Entre tension, lassitude et brouhaha, les membres de la commission des Affaires sociales, réunis depuis lundi matin, ont terminé leurs travaux avec 4.997 amendements restants, loin de l'article 7 qui prévoit le recul de l'âge légal à 64 ans.
Dès "19H19", en avance sur l'horaire initialement prévu (20H00), la présidente de la commission, Fadila Khattabi (Renaissance), a acté, "avec un vrai regret", que l'ensemble du texte ne serait pas examiné, malgré "28 heures de débats".
"28 heures de blocage", a lancé Sylvain Maillard (Renaissance) à la gauche, les députés RN dénonçant également les milliers d'amendements déposés par la gauche. Ces derniers ont renvoyé la balle au camp présidentiel.

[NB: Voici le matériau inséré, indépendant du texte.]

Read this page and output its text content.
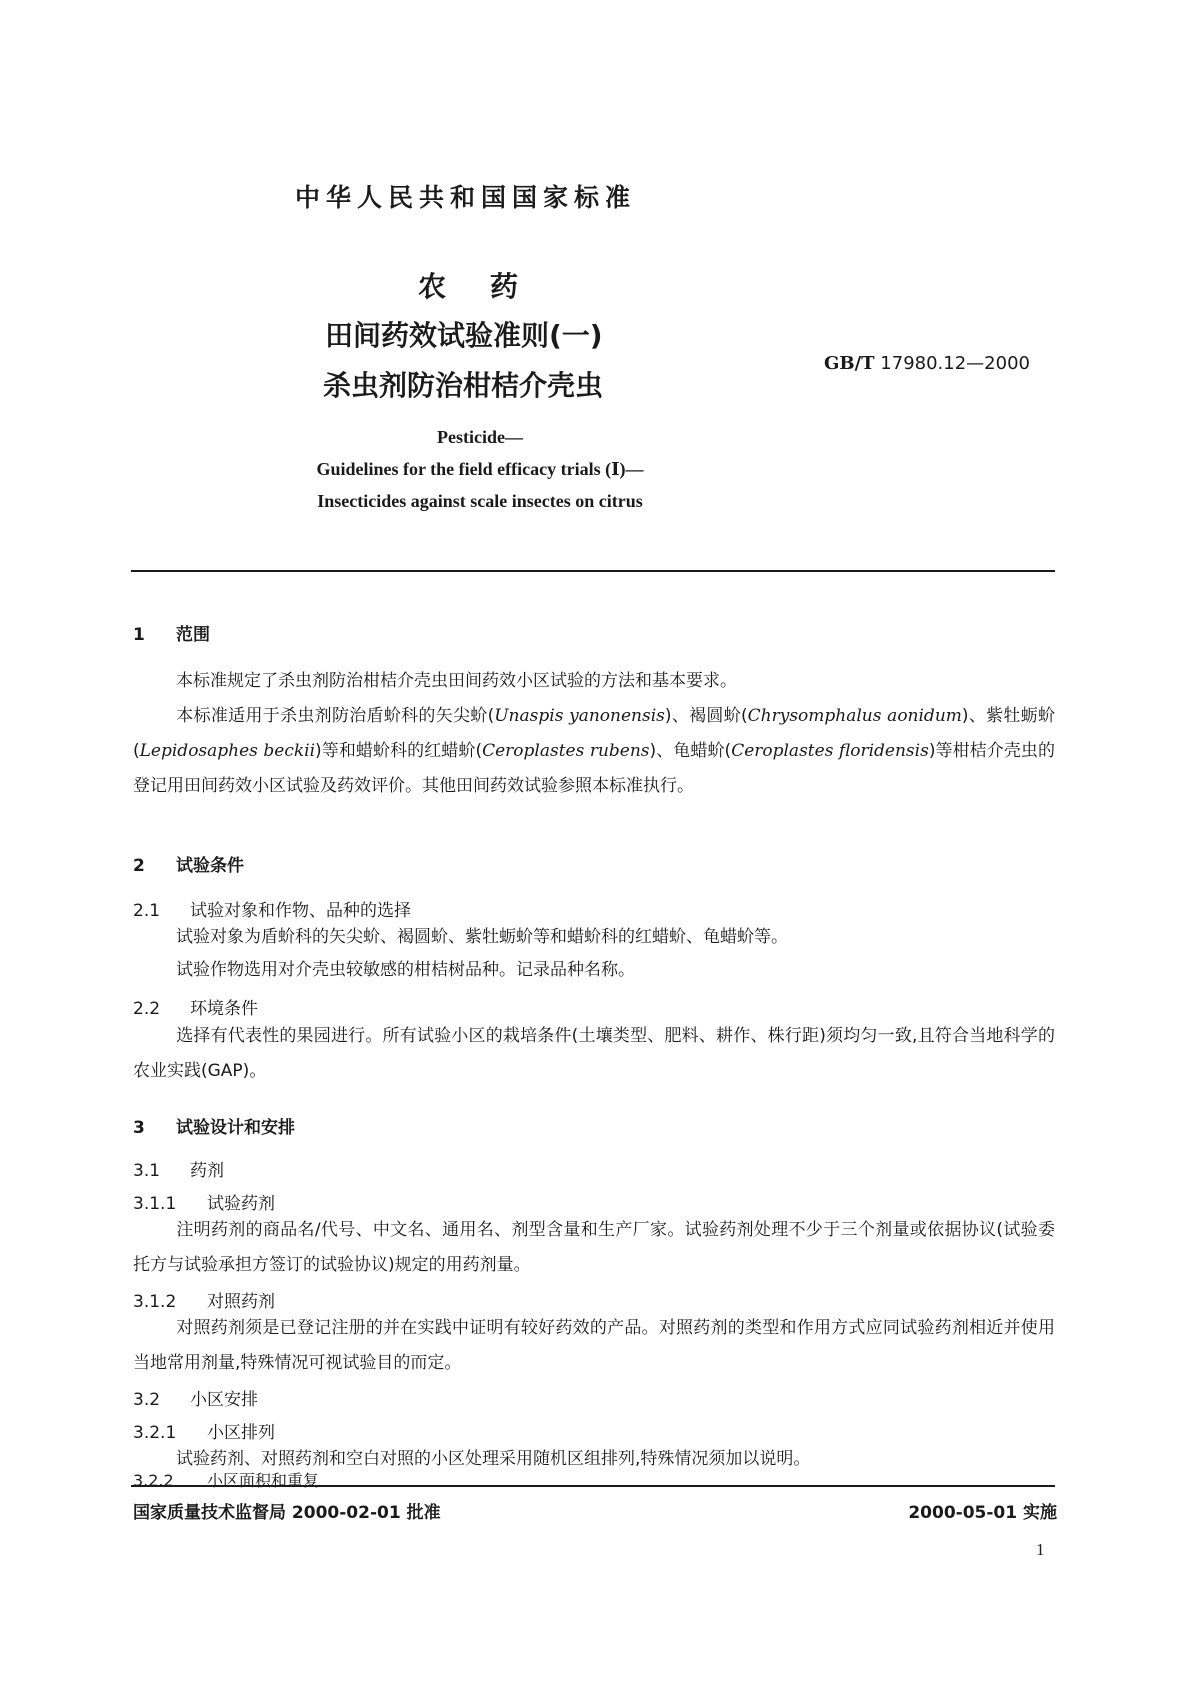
中华人民共和国国家标准
农药
田间药效试验准则(一)
杀虫剂防治柑桔介壳虫
GB/T 17980.12—2000
Pesticide—
Guidelines for the field efficacy trials (Ⅰ)—
Insecticides against scale insectes on citrus
1 范围
本标准规定了杀虫剂防治柑桔介壳虫田间药效小区试验的方法和基本要求。
本标准适用于杀虫剂防治盾蚧科的矢尖蚧(Unaspis yanonensis)、褐圆蚧(Chrysomphalus aonidum)、紫牡蛎蚧(Lepidosaphes beckii)等和蜡蚧科的红蜡蚧(Ceroplastes rubens)、龟蜡蚧(Ceroplastes floridensis)等柑桔介壳虫的登记用田间药效小区试验及药效评价。其他田间药效试验参照本标准执行。
2 试验条件
2.1 试验对象和作物、品种的选择
试验对象为盾蚧科的矢尖蚧、褐圆蚧、紫牡蛎蚧等和蜡蚧科的红蜡蚧、龟蜡蚧等。
试验作物选用对介壳虫较敏感的柑桔树品种。记录品种名称。
2.2 环境条件
选择有代表性的果园进行。所有试验小区的栽培条件(土壤类型、肥料、耕作、株行距)须均匀一致,且符合当地科学的农业实践(GAP)。
3 试验设计和安排
3.1 药剂
3.1.1 试验药剂
注明药剂的商品名/代号、中文名、通用名、剂型含量和生产厂家。试验药剂处理不少于三个剂量或依据协议(试验委托方与试验承担方签订的试验协议)规定的用药剂量。
3.1.2 对照药剂
对照药剂须是已登记注册的并在实践中证明有较好药效的产品。对照药剂的类型和作用方式应同试验药剂相近并使用当地常用剂量,特殊情况可视试验目的而定。
3.2 小区安排
3.2.1 小区排列
试验药剂、对照药剂和空白对照的小区处理采用随机区组排列,特殊情况须加以说明。
3.2.2 小区面积和重复
国家质量技术监督局 2000-02-01 批准	2000-05-01 实施
1
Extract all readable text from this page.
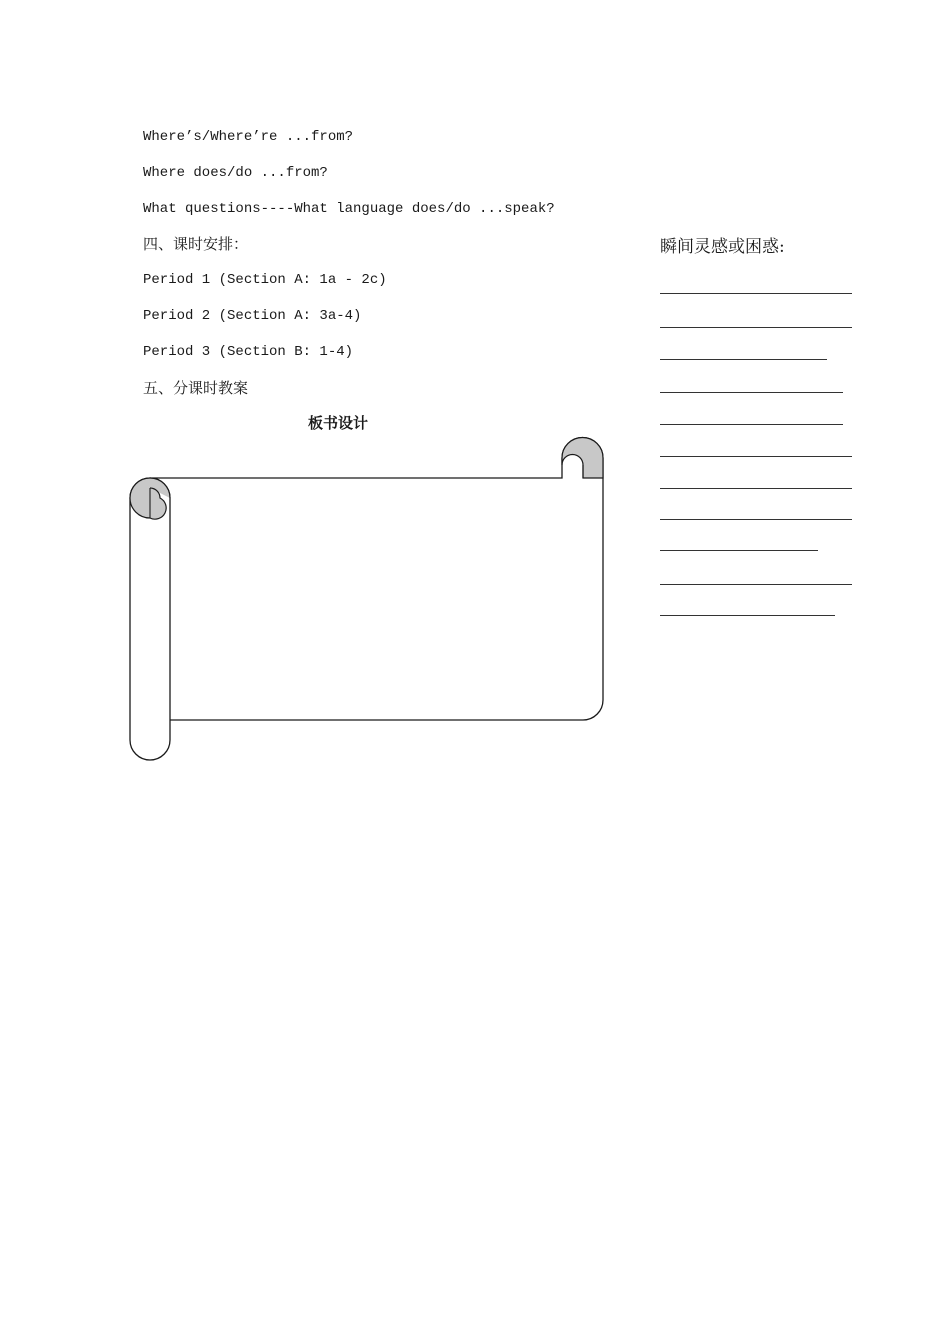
Where’s/Where’re ...from?
Where does/do ...from?
What questions----What language does/do ...speak?
四、课时安排：
Period 1 (Section A: 1a - 2c)
Period 2 (Section A: 3a-4)
Period 3 (Section B: 1-4)
五、分课时教案
板书设计
瞬间灵感或困惑:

"Je ne pense pas qu'on puisse se féliciter de trois jours de débats en commission pour deux ans ferme", a dénoncé François Ruffin (groupe LFI).
"Ils me font penser à Juppé en 95: droits dans leurs bottes", a déploré Jérôme Guedj (PS) devant les journalistes.
Les débats ont patiné sur l'index senior et le système de financement des pensions, visés par de nombreux amendements de la Nupes.
L'écologiste Sandra Regol a rejeté les accusations d'"inflation" d'amendements: "là où il y a une vraie inflation, c'est dans la rue". "Il n'y a rien à garder dans ce texte", a abondé Sébastien Jumel (PCF), "ces trois jours nous aurons servis à le démontrer (...) et à nourrir le mouvement social".
Leurs propositions de nouvelles ressources, via un rétablissement de l'ISF ou des hausses de taxation du capital, ont été rejetées.
L'une des seules victoires pour la gauche a été l'adoption d'un amendement communiste pour supprimer une hausse de CSG sur l'ensemble des pensions. Un "cadeau pour les plus aisés", a critiqué la majorité.
Mais le gouvernement ayant choisi comme véhicule un texte budgétaire, le texte examiné lundi sera la version initiale de son projet, sans les amendements adoptés en commission.